Sony game exec spells out chip needs

Technology News |
By eeNews Europe



“User interface experiences beyond the five senses are needed,” Masaaki Tsuruta, who also serves as the Sony unit’s executive vice president for technology platforms, told the International Electron Devices Meeting.

The delivery of outputs from “super high-resolution displays” rendering 3-D graphics and other immersive features also will require higher and wider bandwidth performance. “The next bottleneck [for gaming] is bandwidth,” Tsuruta predicted. Data rates in the range of 10 Gbit/s will be needed soon, he added.

The Sony executive said he expects chip makers to make greater use of design approaches like through-silicon vias and through-chip interfaces to speed connections among image and motion sensors that are becoming increasingly standard features of gaming consoles and augmented reality devices.

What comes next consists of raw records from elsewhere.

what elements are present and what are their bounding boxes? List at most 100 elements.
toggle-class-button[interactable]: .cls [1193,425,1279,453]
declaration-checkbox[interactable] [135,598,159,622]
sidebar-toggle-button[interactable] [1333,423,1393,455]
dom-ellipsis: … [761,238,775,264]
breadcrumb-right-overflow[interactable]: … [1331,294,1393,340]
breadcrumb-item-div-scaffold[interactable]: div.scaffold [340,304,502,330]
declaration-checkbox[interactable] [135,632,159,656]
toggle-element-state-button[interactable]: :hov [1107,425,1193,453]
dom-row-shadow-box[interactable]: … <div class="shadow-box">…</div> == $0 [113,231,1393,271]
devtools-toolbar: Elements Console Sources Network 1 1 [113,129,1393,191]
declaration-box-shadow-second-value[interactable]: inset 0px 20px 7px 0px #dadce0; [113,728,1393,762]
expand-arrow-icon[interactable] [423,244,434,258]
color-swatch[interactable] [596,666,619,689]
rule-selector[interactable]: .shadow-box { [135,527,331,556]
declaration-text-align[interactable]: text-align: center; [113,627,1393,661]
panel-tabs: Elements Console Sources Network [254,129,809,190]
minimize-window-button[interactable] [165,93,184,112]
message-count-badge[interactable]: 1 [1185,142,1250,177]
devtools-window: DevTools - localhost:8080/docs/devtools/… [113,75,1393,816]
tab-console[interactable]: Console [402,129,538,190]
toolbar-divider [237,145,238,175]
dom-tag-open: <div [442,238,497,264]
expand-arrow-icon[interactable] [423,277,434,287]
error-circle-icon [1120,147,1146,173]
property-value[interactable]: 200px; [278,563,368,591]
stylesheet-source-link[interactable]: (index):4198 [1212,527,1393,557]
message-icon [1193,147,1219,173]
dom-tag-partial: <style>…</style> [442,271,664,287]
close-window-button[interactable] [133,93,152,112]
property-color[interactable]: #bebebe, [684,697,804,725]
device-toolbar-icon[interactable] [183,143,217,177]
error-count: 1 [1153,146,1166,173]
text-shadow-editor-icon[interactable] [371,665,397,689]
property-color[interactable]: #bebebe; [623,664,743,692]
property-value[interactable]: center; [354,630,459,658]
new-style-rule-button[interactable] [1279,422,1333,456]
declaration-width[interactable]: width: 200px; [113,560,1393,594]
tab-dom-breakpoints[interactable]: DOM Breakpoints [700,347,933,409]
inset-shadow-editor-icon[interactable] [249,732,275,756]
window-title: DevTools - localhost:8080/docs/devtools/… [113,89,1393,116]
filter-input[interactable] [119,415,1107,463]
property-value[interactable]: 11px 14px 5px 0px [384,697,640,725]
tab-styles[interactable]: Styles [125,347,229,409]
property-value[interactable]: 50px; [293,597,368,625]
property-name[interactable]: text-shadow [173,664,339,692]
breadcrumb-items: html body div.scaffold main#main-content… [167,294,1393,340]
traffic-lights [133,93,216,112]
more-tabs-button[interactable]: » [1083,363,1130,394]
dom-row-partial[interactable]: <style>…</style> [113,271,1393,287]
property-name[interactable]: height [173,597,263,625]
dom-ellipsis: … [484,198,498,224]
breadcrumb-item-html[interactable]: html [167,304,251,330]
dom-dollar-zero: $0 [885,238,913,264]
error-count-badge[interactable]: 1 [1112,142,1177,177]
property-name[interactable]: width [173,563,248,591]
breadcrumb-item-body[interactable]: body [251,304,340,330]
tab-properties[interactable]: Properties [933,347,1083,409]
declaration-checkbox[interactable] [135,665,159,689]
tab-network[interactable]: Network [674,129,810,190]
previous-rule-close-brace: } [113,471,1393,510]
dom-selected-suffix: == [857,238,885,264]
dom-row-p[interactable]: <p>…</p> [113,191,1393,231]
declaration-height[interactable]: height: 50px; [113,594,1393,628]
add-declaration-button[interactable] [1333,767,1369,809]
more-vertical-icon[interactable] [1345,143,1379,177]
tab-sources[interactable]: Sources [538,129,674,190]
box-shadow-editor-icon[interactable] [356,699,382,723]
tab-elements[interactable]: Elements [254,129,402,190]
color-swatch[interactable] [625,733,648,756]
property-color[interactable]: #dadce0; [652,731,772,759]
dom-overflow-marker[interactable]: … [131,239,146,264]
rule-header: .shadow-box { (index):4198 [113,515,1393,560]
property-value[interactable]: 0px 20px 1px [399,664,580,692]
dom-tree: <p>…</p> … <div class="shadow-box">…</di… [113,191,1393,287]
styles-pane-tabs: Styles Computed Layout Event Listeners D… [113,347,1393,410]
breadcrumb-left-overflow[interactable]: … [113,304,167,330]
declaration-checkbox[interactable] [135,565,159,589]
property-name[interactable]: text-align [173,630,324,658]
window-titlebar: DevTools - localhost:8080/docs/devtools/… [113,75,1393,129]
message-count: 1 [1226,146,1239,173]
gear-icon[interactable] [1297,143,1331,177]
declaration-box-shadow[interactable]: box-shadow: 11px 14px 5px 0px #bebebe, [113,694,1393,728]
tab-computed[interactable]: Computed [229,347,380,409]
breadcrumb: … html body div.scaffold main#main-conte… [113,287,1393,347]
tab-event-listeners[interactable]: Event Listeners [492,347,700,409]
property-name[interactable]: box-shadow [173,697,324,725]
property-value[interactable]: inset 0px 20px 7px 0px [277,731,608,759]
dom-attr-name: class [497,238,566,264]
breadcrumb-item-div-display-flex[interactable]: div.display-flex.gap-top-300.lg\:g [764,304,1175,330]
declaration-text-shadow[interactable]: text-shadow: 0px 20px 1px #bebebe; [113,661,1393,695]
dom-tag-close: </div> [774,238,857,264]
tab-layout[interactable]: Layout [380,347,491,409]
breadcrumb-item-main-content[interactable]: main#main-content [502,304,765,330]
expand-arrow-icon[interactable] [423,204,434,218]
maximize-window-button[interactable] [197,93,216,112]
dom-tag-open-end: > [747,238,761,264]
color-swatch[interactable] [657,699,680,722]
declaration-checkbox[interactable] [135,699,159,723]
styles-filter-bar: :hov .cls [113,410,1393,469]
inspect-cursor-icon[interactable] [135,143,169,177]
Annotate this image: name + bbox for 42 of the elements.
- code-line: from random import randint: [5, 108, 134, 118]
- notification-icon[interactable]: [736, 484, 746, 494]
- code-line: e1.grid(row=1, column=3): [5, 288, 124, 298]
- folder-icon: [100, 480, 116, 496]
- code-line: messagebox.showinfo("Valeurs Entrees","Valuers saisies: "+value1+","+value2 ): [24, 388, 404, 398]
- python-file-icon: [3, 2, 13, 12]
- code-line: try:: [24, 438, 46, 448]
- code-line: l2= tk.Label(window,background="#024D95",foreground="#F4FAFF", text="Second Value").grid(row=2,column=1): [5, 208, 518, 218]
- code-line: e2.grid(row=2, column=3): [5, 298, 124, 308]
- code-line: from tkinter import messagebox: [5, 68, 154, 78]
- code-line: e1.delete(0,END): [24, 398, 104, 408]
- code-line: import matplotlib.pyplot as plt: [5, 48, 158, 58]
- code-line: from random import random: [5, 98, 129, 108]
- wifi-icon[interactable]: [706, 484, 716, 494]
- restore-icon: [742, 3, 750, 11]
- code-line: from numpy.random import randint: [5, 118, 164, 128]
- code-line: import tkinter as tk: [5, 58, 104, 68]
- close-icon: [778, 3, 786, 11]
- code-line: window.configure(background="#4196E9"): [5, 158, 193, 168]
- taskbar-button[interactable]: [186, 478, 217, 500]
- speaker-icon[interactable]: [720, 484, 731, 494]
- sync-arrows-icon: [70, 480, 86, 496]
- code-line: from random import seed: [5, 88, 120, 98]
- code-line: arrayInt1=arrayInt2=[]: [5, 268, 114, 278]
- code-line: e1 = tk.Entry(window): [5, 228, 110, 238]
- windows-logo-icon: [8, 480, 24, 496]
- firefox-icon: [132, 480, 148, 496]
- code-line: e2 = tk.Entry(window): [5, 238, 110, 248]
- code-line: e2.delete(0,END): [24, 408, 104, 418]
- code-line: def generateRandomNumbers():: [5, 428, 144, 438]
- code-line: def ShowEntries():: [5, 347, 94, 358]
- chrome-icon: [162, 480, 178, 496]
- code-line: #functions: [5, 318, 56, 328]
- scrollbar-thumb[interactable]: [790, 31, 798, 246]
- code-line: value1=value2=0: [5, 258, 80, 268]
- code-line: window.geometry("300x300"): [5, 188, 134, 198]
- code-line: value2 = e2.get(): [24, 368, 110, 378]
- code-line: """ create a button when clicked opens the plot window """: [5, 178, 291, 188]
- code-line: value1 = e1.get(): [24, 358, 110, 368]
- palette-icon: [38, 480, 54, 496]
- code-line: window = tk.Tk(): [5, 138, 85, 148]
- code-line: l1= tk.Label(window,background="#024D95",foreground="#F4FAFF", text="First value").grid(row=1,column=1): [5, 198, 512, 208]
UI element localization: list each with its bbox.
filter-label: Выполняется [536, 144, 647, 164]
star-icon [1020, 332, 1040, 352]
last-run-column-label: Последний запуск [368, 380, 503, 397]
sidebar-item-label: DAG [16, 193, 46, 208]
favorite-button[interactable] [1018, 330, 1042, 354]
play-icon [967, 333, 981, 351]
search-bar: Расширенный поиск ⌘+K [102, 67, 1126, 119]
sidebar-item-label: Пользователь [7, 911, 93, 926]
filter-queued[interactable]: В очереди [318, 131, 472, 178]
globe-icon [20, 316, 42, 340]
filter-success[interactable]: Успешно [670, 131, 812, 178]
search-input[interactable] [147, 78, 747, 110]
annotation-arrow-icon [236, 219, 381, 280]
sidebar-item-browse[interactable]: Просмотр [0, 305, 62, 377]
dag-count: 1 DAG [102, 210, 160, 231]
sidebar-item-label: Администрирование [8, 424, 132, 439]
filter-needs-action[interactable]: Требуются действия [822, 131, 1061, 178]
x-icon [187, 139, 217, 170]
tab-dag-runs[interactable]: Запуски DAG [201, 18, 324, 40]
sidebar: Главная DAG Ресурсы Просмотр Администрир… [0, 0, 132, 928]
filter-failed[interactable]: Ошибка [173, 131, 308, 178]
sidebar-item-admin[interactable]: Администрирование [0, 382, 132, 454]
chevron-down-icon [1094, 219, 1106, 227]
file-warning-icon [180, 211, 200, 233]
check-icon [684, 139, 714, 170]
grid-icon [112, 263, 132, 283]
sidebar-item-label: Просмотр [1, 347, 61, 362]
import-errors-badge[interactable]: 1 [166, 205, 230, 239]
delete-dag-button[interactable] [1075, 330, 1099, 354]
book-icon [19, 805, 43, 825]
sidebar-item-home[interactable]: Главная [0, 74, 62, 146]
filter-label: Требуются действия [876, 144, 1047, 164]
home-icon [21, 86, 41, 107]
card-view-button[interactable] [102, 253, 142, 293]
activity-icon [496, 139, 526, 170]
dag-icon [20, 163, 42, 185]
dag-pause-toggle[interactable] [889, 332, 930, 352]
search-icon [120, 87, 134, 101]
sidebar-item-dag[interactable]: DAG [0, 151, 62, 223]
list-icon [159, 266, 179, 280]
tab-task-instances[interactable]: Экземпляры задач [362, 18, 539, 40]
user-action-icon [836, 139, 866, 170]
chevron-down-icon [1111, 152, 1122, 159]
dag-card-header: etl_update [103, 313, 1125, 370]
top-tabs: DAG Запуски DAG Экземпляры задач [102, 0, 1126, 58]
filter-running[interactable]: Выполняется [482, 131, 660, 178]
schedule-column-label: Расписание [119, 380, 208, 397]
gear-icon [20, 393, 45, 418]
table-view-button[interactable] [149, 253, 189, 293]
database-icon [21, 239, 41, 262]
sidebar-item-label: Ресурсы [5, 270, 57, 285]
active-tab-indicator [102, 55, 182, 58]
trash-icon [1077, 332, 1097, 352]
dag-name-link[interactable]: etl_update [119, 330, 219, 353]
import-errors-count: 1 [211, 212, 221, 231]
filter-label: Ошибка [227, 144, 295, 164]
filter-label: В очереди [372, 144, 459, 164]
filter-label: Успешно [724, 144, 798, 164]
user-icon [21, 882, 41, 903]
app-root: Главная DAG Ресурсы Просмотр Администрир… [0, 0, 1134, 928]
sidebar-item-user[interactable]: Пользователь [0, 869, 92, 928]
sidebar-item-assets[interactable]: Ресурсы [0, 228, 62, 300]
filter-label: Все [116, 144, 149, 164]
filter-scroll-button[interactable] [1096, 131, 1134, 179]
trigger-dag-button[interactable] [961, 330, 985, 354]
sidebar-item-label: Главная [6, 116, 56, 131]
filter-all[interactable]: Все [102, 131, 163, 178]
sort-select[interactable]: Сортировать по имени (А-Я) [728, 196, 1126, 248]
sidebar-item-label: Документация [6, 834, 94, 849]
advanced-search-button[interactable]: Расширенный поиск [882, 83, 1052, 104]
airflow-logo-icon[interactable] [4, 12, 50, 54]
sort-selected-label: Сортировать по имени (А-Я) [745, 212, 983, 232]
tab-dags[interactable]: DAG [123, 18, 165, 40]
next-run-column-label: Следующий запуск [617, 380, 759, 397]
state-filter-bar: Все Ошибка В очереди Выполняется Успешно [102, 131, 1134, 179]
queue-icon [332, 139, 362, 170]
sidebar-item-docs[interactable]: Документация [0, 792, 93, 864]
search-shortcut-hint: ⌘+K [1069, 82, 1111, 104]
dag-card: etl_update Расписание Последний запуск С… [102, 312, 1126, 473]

As consumer electronics companies like Sony seek more realistic gaming, they are also moving to next-generation motion sensors with 10 or more axes. The latest addition to what has become the standard 9–axis sensor is a pressure sensor. The next step will be improved integration of these motion sensors, Tsuruta said.

Interactive game makers are also stressing concepts once associated with advanced simulators and military applications like “sensor fusion.” The point of this development work is to “get closer to human motion and perception,” Tsuruta explained. Augmented reality applications are a “very effective example of sensor fusion” in gaming, he added.

Emerging multifunction devices will require sensor fusion to merge attributes like motion sensors that could eventually incorporate new capabilities like magnetometers, Tsuruta said.

With the explosion of touch panels and mobile devices, Sony developers foresee future user interfaces that leverage image sensor technologies that can deliver higher frame rates (above 300 frames per second) and higher dynamic range. The result will be improved graphics that “capture the real world and render the virtual world,” Tsuruta said during an IEDM keynote address.

The consumer electronics giant also is aiming for the “ultimate immersive system” that integrates features like eye-tracking sensors and haptic interfaces beyond the standard vibration devices installed on current game controllers to provide tactile feedback. They also want to use flexible displays that enhance immersion. Eventually, these systems could be linked via a mobile cloud client, Tsuruta forecast.

Sony is preparing to launch its Playstation Vita handheld gaming device in Japan just before Christmas.